While we are driving to our resort, Saletoga Sands (disclaimer: this is an affiliate link with Booking.com – if you book using this link you will send a small commission my way which will benefit this blog) on the south coast of Upolu island, we are taking the route across the island through an endless line-up of tiny villages, coconut plantations, and natural forest. The road is winding and sometimes bumpy, the surface rough and not particularly easy on the tyres. By the time we arrive at the south coast and drive along the coastal route, the sun has risen and we can see the villages more clearly. They now come in closer succession, as most Samoans live along the coast. The villages are all extremely beautiful. Poor, but clean, with beautiful lush gardens and an orderliness that appeals to my German inner self.
I notice that each dwelling typically consists of a number of buildings – the traditional fale, an open house without walls, just a roof supported by pillars and beams, that is often used for greeting visitors, for assemblies, schooling or other social activities, sometimes even for sleeping. In cases where the family is a bit more prosperous, they can afford a proper house with walls and openings for the windows right next door to the fale. Samoa is a hot country, there is no need for window glass. Behind the house, out of sight, are the open kitchen and the outhouse, but they are neatly tucked away and cannot be seen from the road as we drive past. What we can see, however, is the family burial site, prominently positioned in the front yard, usually a step pyramid type of tomb, sometimes single graves topped with stone.

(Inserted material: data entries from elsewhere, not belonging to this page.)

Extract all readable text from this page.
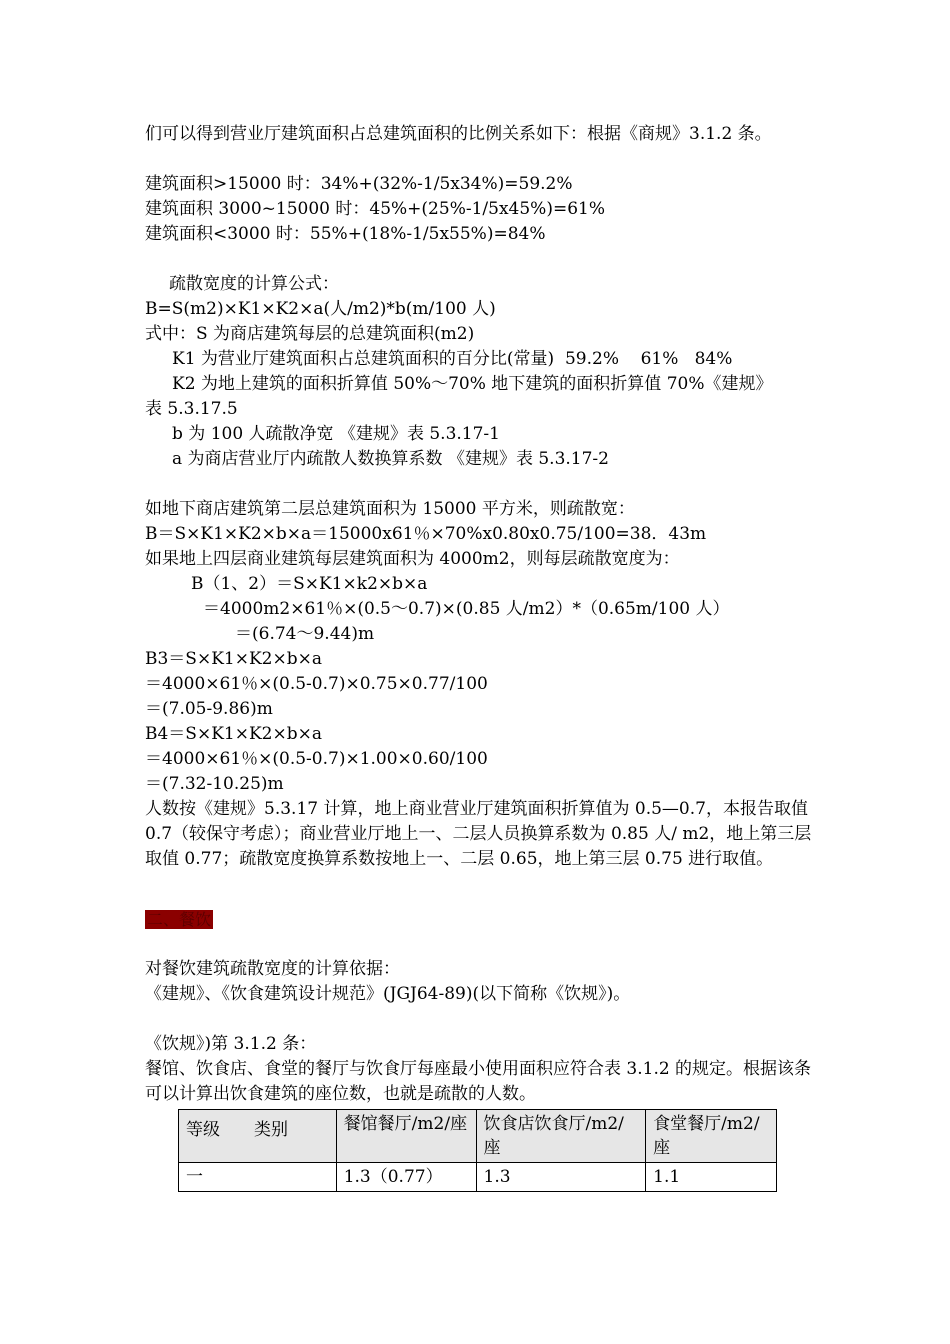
们可以得到营业厅建筑面积占总建筑面积的比例关系如下：根据《商规》3.1.2 条。

建筑面积>15000 时：34%+(32%-1/5x34%)=59.2%

建筑面积 3000~15000 时：45%+(25%-1/5x45%)=61%

建筑面积<3000 时：55%+(18%-1/5x55%)=84%

疏散宽度的计算公式：

B=S(m2)×K1×K2×a(人/m2)*b(m/100 人)

式中：S 为商店建筑每层的总建筑面积(m2)

K1 为营业厅建筑面积占总建筑面积的百分比(常量)  59.2%    61%   84%

K2 为地上建筑的面积折算值 50%～70% 地下建筑的面积折算值 70%《建规》

表 5.3.17.5

b 为 100 人疏散净宽 《建规》表 5.3.17-1

a 为商店营业厅内疏散人数换算系数 《建规》表 5.3.17-2

如地下商店建筑第二层总建筑面积为 15000 平方米，则疏散宽：

B＝S×K1×K2×b×a＝15000x61％×70%x0.80x0.75/100=38．43m

如果地上四层商业建筑每层建筑面积为 4000m2，则每层疏散宽度为：

B（1、2）＝S×K1×k2×b×a

＝4000m2×61％×(0.5～0.7)×(0.85 人/m2）*（0.65m/100 人）

＝(6.74～9.44)m

B3＝S×K1×K2×b×a

＝4000×61％×(0.5-0.7)×0.75×0.77/100

＝(7.05-9.86)m

B4＝S×K1×K2×b×a

＝4000×61％×(0.5-0.7)×1.00×0.60/100

＝(7.32-10.25)m

人数按《建规》5.3.17 计算，地上商业营业厅建筑面积折算值为 0.5—0.7，本报告取值 0.7（较保守考虑）；商业营业厅地上一、二层人员换算系数为 0.85 人/ m2，地上第三层取值 0.77；疏散宽度换算系数按地上一、二层 0.65，地上第三层 0.75 进行取值。

二、餐饮

对餐饮建筑疏散宽度的计算依据：

《建规》、《饮食建筑设计规范》(JGJ64-89)(以下简称《饮规》)。

《饮规》)第 3.1.2 条：

餐馆、饮食店、食堂的餐厅与饮食厅每座最小使用面积应符合表 3.1.2 的规定。根据该条可以计算出饮食建筑的座位数，也就是疏散的人数。

等级　　类别	餐馆餐厅/m2/座	饮食店饮食厅/m2/座	食堂餐厅/m2/座
一	1.3（0.77）	1.3	1.1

It is early morning as we are driving, and people around us are getting ready for the day’s work. Most men wear the traditional lava-lava, a skirt that ends right below the knees, and the kids are in their school uniforms tracking along the road to their schools. There are plenty of schools along the way, just as many as churches, it seems. Instead of stores however all you can see are little kiosks selling the necessities. There are chickens, cows and dogs wandering the streets, we need to drive carefully.
Natural disasters, the Samoans say, are a blessing, as a strong hurricane or a tsunami will wipe away existing structures and the instant influx of foreign money will help replace the faulty existing roads, bridges, electric lines with new ones.
Saletoga Sands is a brand-new resort that opened its doors only in April 2014. Located at the site of an old coconut plantation is occupies one of the rare waterfront free-title plots in Samoa. Most Samoan land is in the hands of communities or private people, you cannot even visit a beach without paying. For us, Saletoga Sands is the ideal choice – remote enough to ensure peace and quiet but at the same time with a number of activities on offer, for adults as well as kids, and with the convenience of family rooms that offer two bedrooms in a free-standing villa. There are not many properties in Samoa to choose from, it is still a fairly undeveloped country with very little tourism. But Saletoga caters very well for us as a family.
When we arrive we can instantly move into our villa and start our stay. A great opportunity to discover the resort which is beautifully laid out and set in tropical gardens that are enriched with tiny details like driftwood, carved stones, coral and shells. Our kids even discover the eel that is planted in the ground right next to our villa, they are amazed that this story really seems to be true!
While our villa is not set right on the beach like the smaller ones that sleep only two, we can reach the beach in less than a minute. In fact, you can hear the thunder of the surf breaking at the outer reef from our wide porch. I take the kids and we explore the grounds.
The beach is white and steep. There are bigger rocks and corals in the water, so if you fancy a swim or want to snorkel then reef shoes are advisable. Unfortunately, the 2009 tsunami did some damage to the reef and you will find better snorkelling on the north side of the island. But you still find some fish and coral here at Saletoga Sands, so renting the free snorkelling gear does make sense.
Dominating the beach is a long jetty that extends far into the water. At the end, a little gazebo, today dressed to play an important role in a tropical beach wedding. The staff of the resort have exceeded themselves in decorating the gazebo and and jetty with fresh palm leaves and tropical flowers. It simply looks stunning!
Of course, the resort also boasts a pool which is a big hit with the kids, there is free non-motorised water sports, a restaurant with kids menu and a bar with happy hour, a spa, a gym, a chapel. It is a safe haven for our little family, we don’t need to fear that the kids might wander off or mess with strangers. Granted, you cannot get anywhere by foot from here, but you can rent a car or take part in the daily excursions which we do and which I will write about soon.
Samoa is an incredibly beautiful place. It is not just the tropical flowers, the fresh air and the crazily handsome people, it is the music, the dance, the sweet scents. It is less industrialised than Fiji and has a rigid social system where the elected elders define the rules for each village, and offences are punished severely. At first there will be a warning, then a beating and lastly exile. Alcohol consumption is not tolerated in many villages, crime is virtually unknown.
The concept of ownership and personal property is still new, and many people that do hold jobs are not personally benefitting from the income – they send it home to their families where expenses are shared communally. A great part of the money also goes to the local church.
It really is an exciting alternative to more developed and touristic places like Fiji, a bit more exotic but still safe. If hanging around the pool is not your thing then consider renting a car (you can usually get the international licence on the spot through the rental company) and go about touring the island instead. Waterfalls, lagoons, diving and surfing spots, all make the trip worthwhile.
There are many resorts out there with less luxury but in unbeatable locations, where you will sleep in open fales with the waves lapping around the stilts. The temperatures are balmy at night and hot during the day.